I'm using Kafka and Kafka Streams as part of Spring Cloud Stream. The data that is flowing in my Kafka Streams app is being aggregated and materialized by certain time windows:
Materialized<String, ErrorScore, WindowStore<Bytes, byte[]>> oneHour = Materialized.as("one-hour-store");
oneHour.withLoggingEnabled(topicConfig);
events
.map(getStringSensorMeasurementKeyValueKeyValueMapper())
.groupByKey()
.windowedBy(TimeWindows.of(oneHourStore.getTimeUnit()))
.reduce((aggValue, newValue) -> getMaxErrorScore(aggValue, newValue),
(oneHour));
As designed the information that is being materialized is also backed by a changelog topic.
Our app also has a rest endpoint that will query the statestore like this:
ReadOnlyWindowStore<String, Double> windowStore = queryableStoreRegistry.getQueryableStoreType("one-hour-store", QueryableStoreTypes.windowStore());
WindowStoreIterator<ErrorScore> iter = windowStore.fetch(key, from, to);
Looking at the settings of the changelog topic that is created it reads:
min.insync.replicas 1
cleanup.policy delete
retention.ms 5259600000
retention.bytes -1
I would assume that the local state store would at least keep the information for 61 days (~2 months). However it seems that only about the last day of data remains in the stores.

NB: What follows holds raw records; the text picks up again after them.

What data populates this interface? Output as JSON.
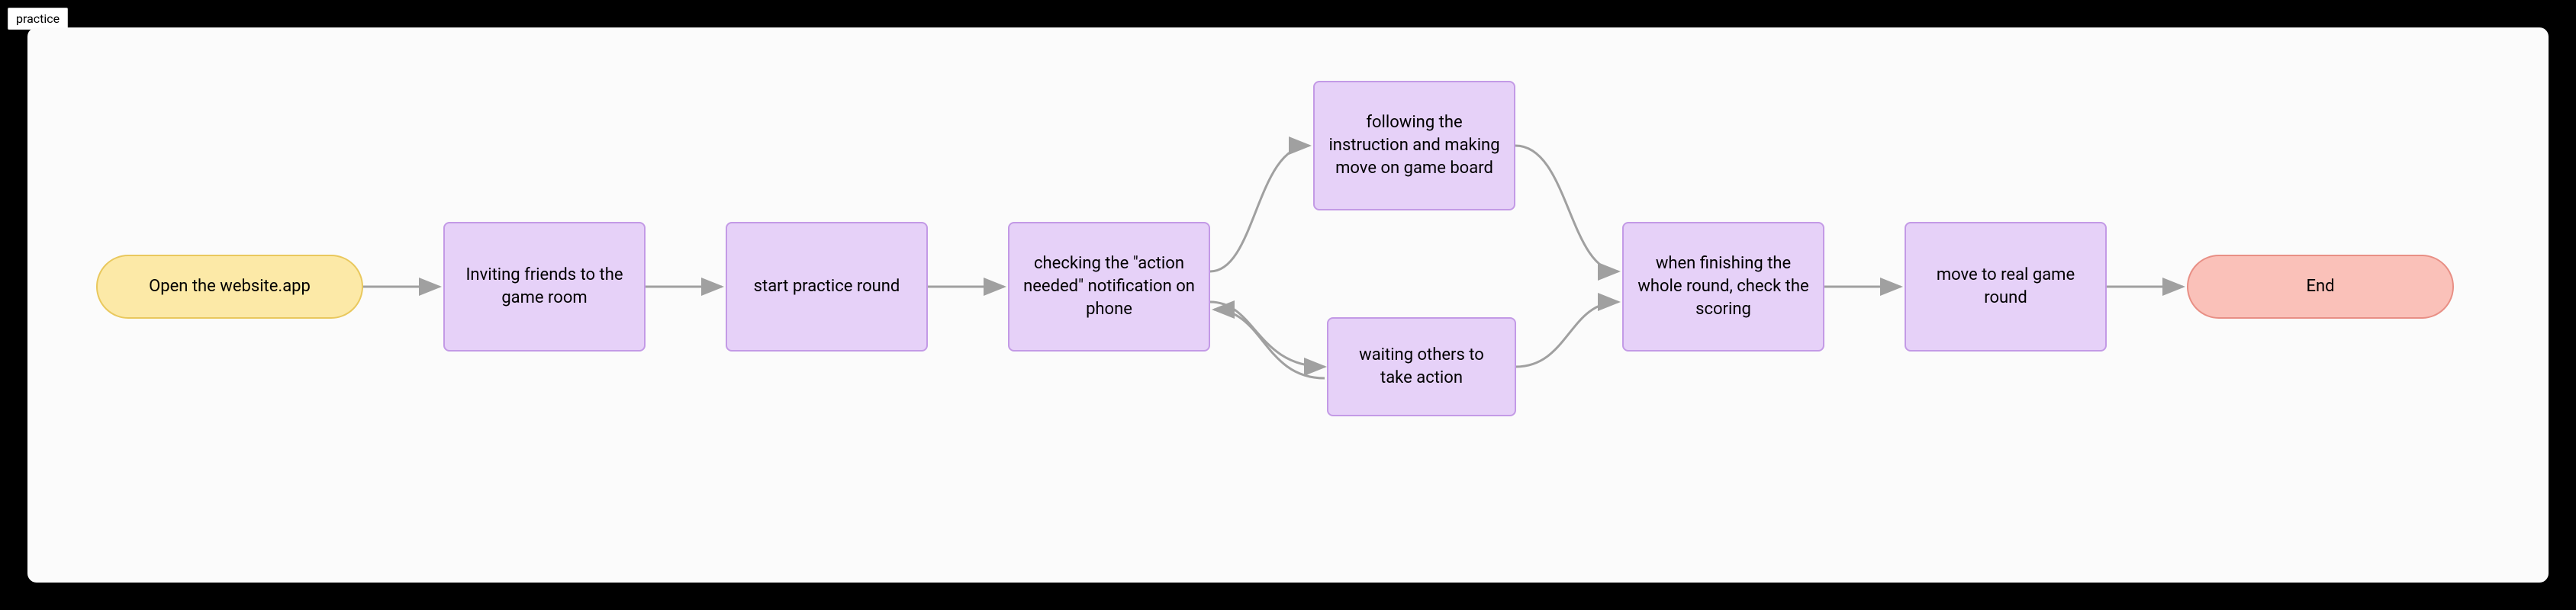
{
  "tab_label": "practice",
  "nodes": {
    "start": "Open the website.app",
    "invite": "Inviting friends to the game room",
    "practice": "start practice round",
    "check": "checking the \"action needed\" notification on phone",
    "follow": "following the instruction and making move on game board",
    "wait": "waiting others to take action",
    "finish": "when finishing the whole round, check the scoring",
    "move_real": "move to real game round",
    "end": "End"
  },
  "chart_data": {
    "type": "flowchart",
    "nodes": [
      {
        "id": "start",
        "type": "terminator",
        "label": "Open the website.app"
      },
      {
        "id": "invite",
        "type": "process",
        "label": "Inviting friends to the game room"
      },
      {
        "id": "practice",
        "type": "process",
        "label": "start practice round"
      },
      {
        "id": "check",
        "type": "process",
        "label": "checking the \"action needed\" notification on phone"
      },
      {
        "id": "follow",
        "type": "process",
        "label": "following the instruction and making move on game board"
      },
      {
        "id": "wait",
        "type": "process",
        "label": "waiting others to take action"
      },
      {
        "id": "finish",
        "type": "process",
        "label": "when finishing the whole round, check the scoring"
      },
      {
        "id": "move_real",
        "type": "process",
        "label": "move to real game round"
      },
      {
        "id": "end",
        "type": "terminator",
        "label": "End"
      }
    ],
    "edges": [
      {
        "from": "start",
        "to": "invite"
      },
      {
        "from": "invite",
        "to": "practice"
      },
      {
        "from": "practice",
        "to": "check"
      },
      {
        "from": "check",
        "to": "follow"
      },
      {
        "from": "check",
        "to": "wait"
      },
      {
        "from": "follow",
        "to": "finish"
      },
      {
        "from": "wait",
        "to": "finish"
      },
      {
        "from": "finish",
        "to": "move_real"
      },
      {
        "from": "move_real",
        "to": "end"
      },
      {
        "from": "wait",
        "to": "check",
        "note": "loop back"
      }
    ]
  }
}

What could cause the data being removed so soon?
Update with solution The Kafka Streams version 2.0.1 does not contain the Materialized.withRetention method. For this particular version I was able to set the retention time of the state stores using the following code which solves my problem:
TimeWindows timeWindows = TimeWindows.of(windowSizeMs);
timeWindows.until(retentionMs);
making my code be written like:
...
.groupByKey()
.windowedBy(timeWindows)
.reduce((aggValue, newValue) -> getMaxErrorScore(aggValue, newValue),
(oneHour));
...